BED, n. [The sense is a lay or spread, from laying or setting.]
George, the eldest son of his second bed.
The bed of the carriage of a gun is a thick plank which lies under the piece, being, as it were, the body of the carriage.
The bed of a mortar is a solid piece of oak, hollow in the middle, to receive the britch and half the trunnions.
In masonry, bed is a range of stones, and the joint of the bed is the mortar between two stones placed over each other.
Bed of justice, in France, was a throne on which the king was seated when he went to parliament. Hence the phrase, to hold a bed of justice.

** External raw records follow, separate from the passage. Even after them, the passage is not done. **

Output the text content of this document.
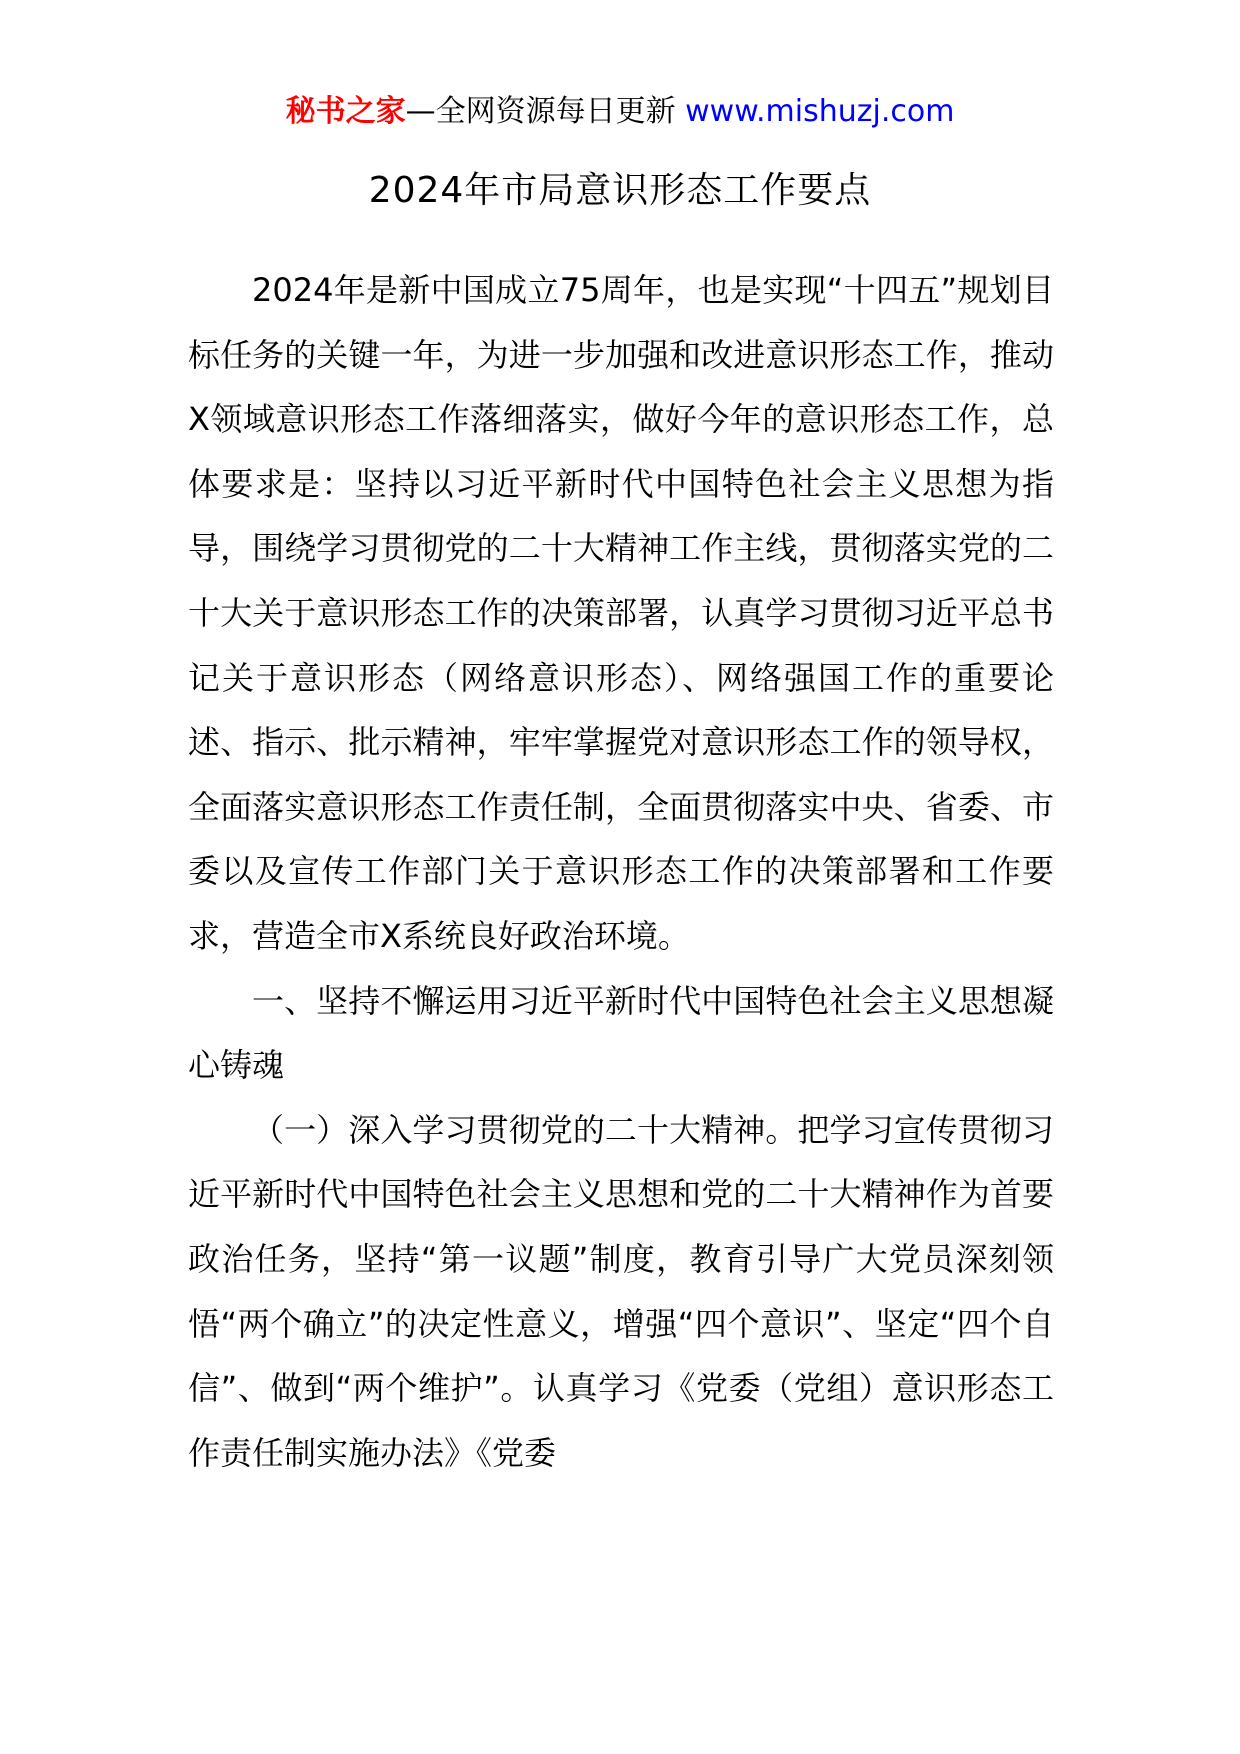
秘书之家—全网资源每日更新 www.mishuzj.com
2024年市局意识形态工作要点

2024年是新中国成立75周年，也是实现“十四五”规划目标任务的关键一年，为进一步加强和改进意识形态工作，推动X领域意识形态工作落细落实，做好今年的意识形态工作，总体要求是：坚持以习近平新时代中国特色社会主义思想为指导，围绕学习贯彻党的二十大精神工作主线，贯彻落实党的二十大关于意识形态工作的决策部署，认真学习贯彻习近平总书记关于意识形态（网络意识形态）、网络强国工作的重要论述、指示、批示精神，牢牢掌握党对意识形态工作的领导权，全面落实意识形态工作责任制，全面贯彻落实中央、省委、市委以及宣传工作部门关于意识形态工作的决策部署和工作要求，营造全市X系统良好政治环境。

一、坚持不懈运用习近平新时代中国特色社会主义思想凝心铸魂

（一）深入学习贯彻党的二十大精神。把学习宣传贯彻习近平新时代中国特色社会主义思想和党的二十大精神作为首要政治任务，坚持“第一议题”制度，教育引导广大党员深刻领悟“两个确立”的决定性意义，增强“四个意识”、坚定“四个自信”、做到“两个维护”。认真学习《党委（党组）意识形态工作责任制实施办法》《党委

To make a bed, is to put it in order after it has been used.
To bring to bed, to deliver of a child, is rarely used. But in the passive form, to be brought to bed, that is, to be delivered of a child, is common. It is often followed by of; as, to be brought to bed of a son.
To put to bed, in midwifery, is to deliver of a child.
Dining bed, or discubitory bed, among the ancients, a bed on which persons lay at meals. It was four or five feet high, and would hold three or four persons. Three of these beds were ranged by a square table, one side of the table being left open, and accessible to the waiters. Hence the Latin name for the table and the room, triclinium, or three beds.
From bed and board. In law, a separation of man and wife,without dissolving the bands of matrimony, is called a separation from bed and board, a mensa et thoro. In this case the wife has a suitable maintenance allotted to her out of the husband's estate, called alimony.